The attacks in Malaysia and Indonesia were also not very effective. Experts point to the inexperience of the attackers, and to the strength of the security forces.
Badrul Hisham Ismail is an analyst with Iman Research, a Malaysian group that studies religion and society. He says the grenade attack in Malaysia was an example of the low level of ability of IS in the country. But he said it was also a sign of how the group is training to have a larger effect in the future.
“The threat level has risen because IS has shifted focus to build an Islamic state in this region,” Ismail said.
Sidney Jones is the director of the Institute for Policy Analysis of Conflict. She also noted that the IS threat, while low, has increased across Southeast Asia. One reason is that IS supporters throughout the region are starting to connect with each other.
“We need to be open to the possibility that both the method and the professionalism of attacks could increase,” Jones said.
IS recruitment in Southeast Asia has also become more aggressive.
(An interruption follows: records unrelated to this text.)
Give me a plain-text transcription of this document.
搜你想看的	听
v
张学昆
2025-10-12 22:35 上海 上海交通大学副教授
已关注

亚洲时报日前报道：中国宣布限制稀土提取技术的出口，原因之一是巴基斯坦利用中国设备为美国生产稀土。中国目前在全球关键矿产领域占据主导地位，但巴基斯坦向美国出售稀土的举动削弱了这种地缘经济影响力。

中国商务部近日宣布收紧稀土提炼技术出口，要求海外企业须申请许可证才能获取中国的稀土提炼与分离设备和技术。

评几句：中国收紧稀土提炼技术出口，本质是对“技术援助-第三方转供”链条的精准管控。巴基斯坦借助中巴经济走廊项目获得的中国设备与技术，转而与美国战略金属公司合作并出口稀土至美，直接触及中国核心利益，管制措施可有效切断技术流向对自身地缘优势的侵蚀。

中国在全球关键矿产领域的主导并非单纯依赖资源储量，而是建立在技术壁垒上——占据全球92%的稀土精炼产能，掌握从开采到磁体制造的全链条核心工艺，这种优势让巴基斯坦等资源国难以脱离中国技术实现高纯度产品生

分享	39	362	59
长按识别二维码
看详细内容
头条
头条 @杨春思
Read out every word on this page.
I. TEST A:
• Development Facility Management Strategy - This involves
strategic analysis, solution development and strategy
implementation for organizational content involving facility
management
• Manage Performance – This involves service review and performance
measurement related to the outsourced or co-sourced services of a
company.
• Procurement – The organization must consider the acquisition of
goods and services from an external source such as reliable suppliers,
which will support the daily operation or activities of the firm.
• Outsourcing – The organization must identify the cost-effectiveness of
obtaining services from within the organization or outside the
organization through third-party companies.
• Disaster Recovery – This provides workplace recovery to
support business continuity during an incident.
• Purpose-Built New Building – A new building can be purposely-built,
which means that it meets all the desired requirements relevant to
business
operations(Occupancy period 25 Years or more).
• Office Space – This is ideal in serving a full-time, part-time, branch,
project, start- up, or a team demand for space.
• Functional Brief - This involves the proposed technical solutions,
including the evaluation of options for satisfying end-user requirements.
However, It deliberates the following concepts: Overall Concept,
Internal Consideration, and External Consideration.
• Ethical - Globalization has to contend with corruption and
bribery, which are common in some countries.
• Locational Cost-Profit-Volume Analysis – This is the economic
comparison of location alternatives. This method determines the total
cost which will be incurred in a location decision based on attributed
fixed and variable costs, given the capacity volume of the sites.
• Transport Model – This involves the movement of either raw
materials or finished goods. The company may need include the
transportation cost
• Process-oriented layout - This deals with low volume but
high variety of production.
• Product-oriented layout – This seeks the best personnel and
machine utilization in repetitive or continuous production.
For example, in May IS launched a website in the Malay language, which is understood throughout Malaysia and Indonesia.
Brigadier General Hamidin, who uses just one name, is the director of prevention at Indonesia’s counter-terrorism agency.
Hamidin said that in the past, officials could monitor traditional recruitment methods, such as indoctrination at Islamic study groups. But now, Hamidin says, those methods have been replaced by instant messaging and social media, which are not easy to monitor.
IS has also attracted the support of existing networks of fighters in Southeast Asia.
In Indonesia, militants who follow Santoso -- Indonesia’s most-wanted militant -- have said they will follow IS.
And in the southern Philippines, a group best known for theft and kidnappings has also declared its allegiance to the Islamic State. The group, called Abu Sayyaf, now includes some Malaysian and Indonesian militants.
In fact, IS released a video in June showing an Indonesian, a Malaysian and a Filipino in Syria acknowledging an Abu Sayyaf leader as the head of IS in Southeast Asia.
Sidney Jones says it is possible that some Abu Sayyaf members could train terrorists in Indonesia how to make bombs.
Jones said, “One would think there would be some [thinking] among Indonesian leaders in Syria about how to be more effective. The only answers are training and leadership, and the question is where they will come from.”
I’m Christopher Jones-Cruise.
Words in This Story
motivated – v. to give (someone) a reason for doing something
caliphate – n. a government under an Islamic ruler who is a successor a successor of Muhammad
allegiance – n. loyalty to a person, country, group, etc.